Nun, letzteres ist eingetroffen: Das Fernsehen ist da, wenn es uns auch nicht gerade futuristisch anmutet, sondern eher altmodisch, denn, was uns darin vorgeführt wird, kommt eher antiquiert daher. Es hat von neuem weltgesunden Geist nichts an sich.
Noch elf Jahre bleiben uns. Keine einzige Vision wird Wirklichkeit werden, alles Schlimme jedoch, das wir vielleicht ahnten, trifft wahrscheinlich ein. Nur eines nicht: der Tod der Bücher. Was uns auf der Buchmesse 2000 erwartet, können wir mit Hilfe einer Art Wahrscheinlichkeitsrechnung ziemlich sicher vorhersagen, indem wir uns vor Augen führen, was vor elf Jahren los war in Frankfurt.

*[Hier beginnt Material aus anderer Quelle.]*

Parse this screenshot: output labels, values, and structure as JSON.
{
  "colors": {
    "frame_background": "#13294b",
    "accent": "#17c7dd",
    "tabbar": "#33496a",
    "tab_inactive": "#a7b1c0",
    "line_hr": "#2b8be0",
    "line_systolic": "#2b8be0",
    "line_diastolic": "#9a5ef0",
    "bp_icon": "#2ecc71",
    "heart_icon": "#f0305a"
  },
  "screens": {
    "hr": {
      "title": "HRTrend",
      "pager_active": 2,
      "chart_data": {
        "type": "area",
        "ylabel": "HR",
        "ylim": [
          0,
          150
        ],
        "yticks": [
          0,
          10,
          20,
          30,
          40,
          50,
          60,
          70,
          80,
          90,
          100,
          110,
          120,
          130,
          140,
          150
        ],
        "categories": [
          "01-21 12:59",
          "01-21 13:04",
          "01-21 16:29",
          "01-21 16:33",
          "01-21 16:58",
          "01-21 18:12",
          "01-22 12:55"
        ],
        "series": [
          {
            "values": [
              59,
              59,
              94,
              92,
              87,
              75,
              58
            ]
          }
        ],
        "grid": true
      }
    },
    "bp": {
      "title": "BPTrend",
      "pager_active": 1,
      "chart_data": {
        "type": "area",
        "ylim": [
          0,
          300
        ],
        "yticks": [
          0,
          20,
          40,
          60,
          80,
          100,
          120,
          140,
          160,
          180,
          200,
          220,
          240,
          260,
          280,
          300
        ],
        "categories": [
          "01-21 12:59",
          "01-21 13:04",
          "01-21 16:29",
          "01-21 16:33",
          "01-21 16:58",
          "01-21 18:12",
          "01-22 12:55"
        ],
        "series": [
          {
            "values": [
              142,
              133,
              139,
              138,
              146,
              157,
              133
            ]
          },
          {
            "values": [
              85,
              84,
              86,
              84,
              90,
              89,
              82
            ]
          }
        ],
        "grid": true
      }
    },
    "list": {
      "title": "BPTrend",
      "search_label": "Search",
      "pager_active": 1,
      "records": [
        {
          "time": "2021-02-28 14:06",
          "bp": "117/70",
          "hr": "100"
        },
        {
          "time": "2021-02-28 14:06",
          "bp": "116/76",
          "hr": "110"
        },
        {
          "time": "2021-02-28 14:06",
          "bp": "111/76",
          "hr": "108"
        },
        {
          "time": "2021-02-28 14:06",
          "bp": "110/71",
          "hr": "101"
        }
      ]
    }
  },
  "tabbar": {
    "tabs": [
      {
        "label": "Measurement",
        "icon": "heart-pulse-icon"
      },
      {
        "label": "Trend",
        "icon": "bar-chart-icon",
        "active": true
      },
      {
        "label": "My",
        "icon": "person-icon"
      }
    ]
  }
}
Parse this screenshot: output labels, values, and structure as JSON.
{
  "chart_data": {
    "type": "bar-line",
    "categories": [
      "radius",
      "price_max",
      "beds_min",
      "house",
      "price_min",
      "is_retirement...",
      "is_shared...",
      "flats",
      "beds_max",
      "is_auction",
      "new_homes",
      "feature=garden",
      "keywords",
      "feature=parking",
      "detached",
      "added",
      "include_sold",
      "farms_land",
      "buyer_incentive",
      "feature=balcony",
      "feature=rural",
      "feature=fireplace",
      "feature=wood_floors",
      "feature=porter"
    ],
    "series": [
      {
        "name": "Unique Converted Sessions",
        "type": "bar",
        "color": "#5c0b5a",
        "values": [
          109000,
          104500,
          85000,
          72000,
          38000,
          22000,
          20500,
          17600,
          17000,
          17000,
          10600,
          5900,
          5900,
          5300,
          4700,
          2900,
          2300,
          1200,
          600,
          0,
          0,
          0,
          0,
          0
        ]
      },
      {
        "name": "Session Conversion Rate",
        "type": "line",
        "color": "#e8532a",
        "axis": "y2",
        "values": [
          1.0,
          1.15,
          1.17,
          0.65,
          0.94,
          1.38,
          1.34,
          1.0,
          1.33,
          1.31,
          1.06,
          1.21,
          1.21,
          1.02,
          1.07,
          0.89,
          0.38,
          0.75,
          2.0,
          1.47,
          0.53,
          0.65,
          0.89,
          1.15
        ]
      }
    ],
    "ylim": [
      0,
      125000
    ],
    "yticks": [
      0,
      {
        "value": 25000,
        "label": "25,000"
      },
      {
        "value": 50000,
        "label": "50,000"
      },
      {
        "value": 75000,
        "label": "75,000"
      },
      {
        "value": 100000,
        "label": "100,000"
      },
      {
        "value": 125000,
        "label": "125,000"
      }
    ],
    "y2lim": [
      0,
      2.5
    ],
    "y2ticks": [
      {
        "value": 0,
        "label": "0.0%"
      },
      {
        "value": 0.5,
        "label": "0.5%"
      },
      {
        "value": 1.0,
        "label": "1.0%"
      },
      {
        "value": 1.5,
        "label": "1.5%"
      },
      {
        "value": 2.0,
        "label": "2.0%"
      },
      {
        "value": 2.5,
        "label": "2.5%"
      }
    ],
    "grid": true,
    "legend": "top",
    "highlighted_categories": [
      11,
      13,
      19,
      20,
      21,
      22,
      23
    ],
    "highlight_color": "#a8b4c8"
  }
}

Von daher ließe sich leicht eine Projektion über die kalendarische Schallgrenze hinweg anstellen.
Nartum
So 13. August 1989
Welt am Sonntag: BND: 1,5 Millionen DDR-Bürger wollen ausreisen/Mittwoch neue Verhandlungsrunde über Ausreisewillige in Bonns Ost-Berliner Vertretung
Sonntag: Rufer der Vernunft.«Man nannte sie Verräter»- zu dem Film des West-Berliner Dokumentaristen Bengt von zur Mühlen
Mal wieder einen Chopin versucht, aber da gibt man denn doch bald auf.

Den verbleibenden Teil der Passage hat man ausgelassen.